Keterbatasan Personel, Pola Pengawasan Akan DiubahSatriadi menyebutkan bahwa menjaga kawasan tersebut tetap steril selama 24 jam merupakan tantangan berat karena keterbatasan jumlah personel.
"Kalau pun kita pantau 24 jam, personel kita enggak akan sanggup lah, kurang (jumlah) kita. Jelas kalau dipantau 24 jam pasti enggak akan ada itu (PKL), tapi anggota kita juga kan secara personel kurang," ujarnya.
Ia juga mengakui bahwa metode penertiban yang dilakukan berulang setiap hari dinilai kurang efektif dalam jangka panjang.
Kolaborasi dengan Satpam RSCM Jadi Strategi BaruUntuk meningkatkan efektivitas pengawasan, Satpol PP akan menerapkan pola baru dengan melibatkan unsur masyarakat, khususnya petugas keamanan gedung RSCM.
"Jadi sekarang yang mau dicoba ke depannya, polanya akan diubah dengan keterlibatan masyarakat dan terutama satpam di situ.

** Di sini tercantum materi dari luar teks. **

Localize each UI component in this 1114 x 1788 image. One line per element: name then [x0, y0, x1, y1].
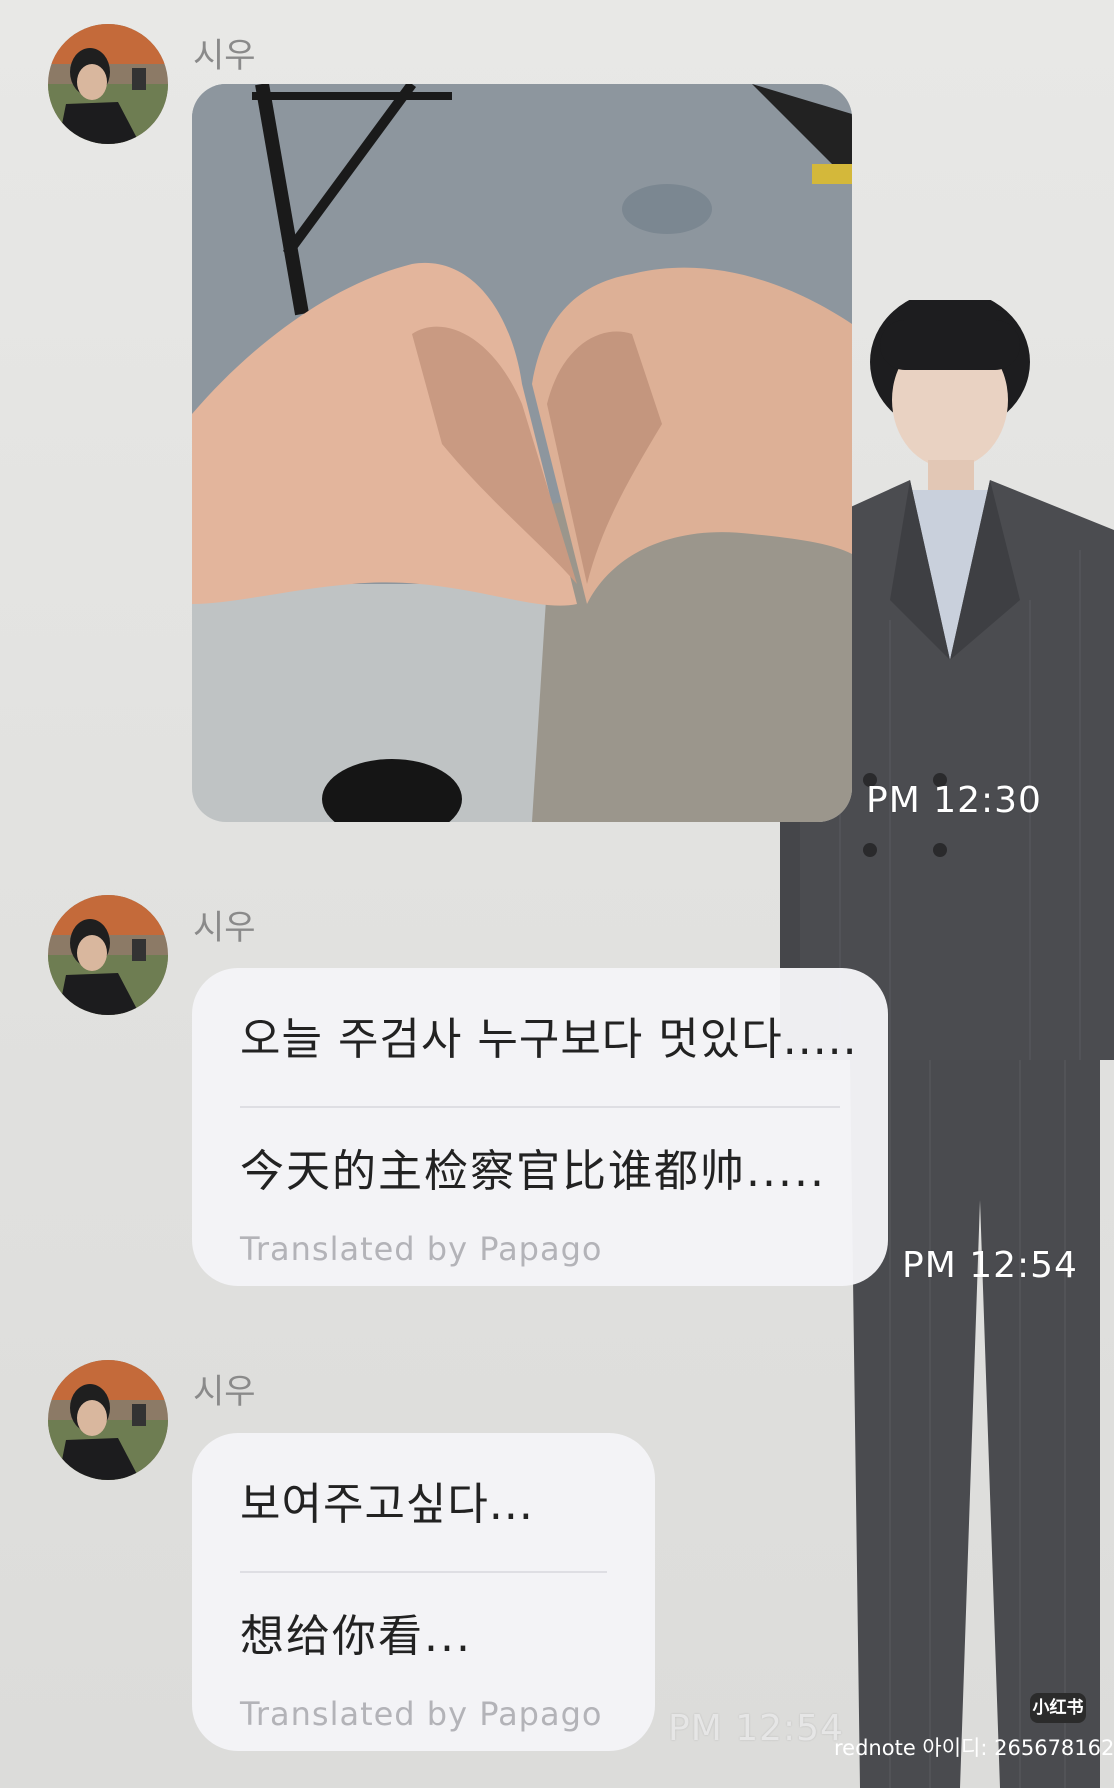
sender-avatar[interactable] — [48, 895, 168, 1015]
sender-avatar[interactable] — [48, 1360, 168, 1480]
heart-hands-photo-icon — [192, 84, 852, 822]
translation-divider — [240, 1571, 607, 1573]
translation-credit: Translated by Papago — [240, 1230, 603, 1268]
sender-name: 시우 — [193, 908, 256, 948]
sender-avatar[interactable] — [48, 24, 168, 144]
message-timestamp: PM 12:30 — [866, 780, 1042, 821]
sender-name: 시우 — [193, 36, 256, 76]
photo-message-heart-hands[interactable] — [192, 84, 852, 822]
message-original-text: 오늘 주검사 누구보다 멋있다..... — [240, 1014, 858, 1065]
message-timestamp: PM 12:54 — [668, 1708, 844, 1749]
message-original-text: 보여주고싶다... — [240, 1479, 534, 1530]
rednote-id-watermark: rednote 아이디: 265678162 — [834, 1736, 1114, 1760]
message-bubble[interactable]: 오늘 주검사 누구보다 멋있다..... 今天的主检察官比谁都帅..... Tr… — [192, 968, 888, 1286]
message-translated-text: 今天的主检察官比谁都帅..... — [240, 1146, 826, 1197]
translation-divider — [240, 1106, 840, 1108]
rednote-logo: 小红书 — [1030, 1693, 1086, 1723]
message-timestamp: PM 12:54 — [902, 1245, 1078, 1286]
translation-credit: Translated by Papago — [240, 1695, 603, 1733]
message-bubble[interactable]: 보여주고싶다... 想给你看... Translated by Papago — [192, 1433, 655, 1751]
sender-name: 시우 — [193, 1372, 256, 1412]
message-translated-text: 想给你看... — [240, 1611, 472, 1662]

Karena pada prinsipnya ketertiban bukan hanya milik Satpol PP, tetapi harus ada kolaborasi," jelas Satriadi.
Ia menekankan bahwa pengelola gedung memiliki tanggung jawab terhadap ketertiban area di sekitarnya.
Satpam diminta untuk segera bertindak jika melihat tanda-tanda munculnya pedagang di depan RSCM dan langsung melaporkannya ke Satpol PP.
"Kalau sudah kelihatan satu dua (pedagang), langsung gerak. Jangan sampai banyak. Kalau sistem penertibannya enggak diubah, kami juga pasti akan keteteran di mana-mana," tegasnya.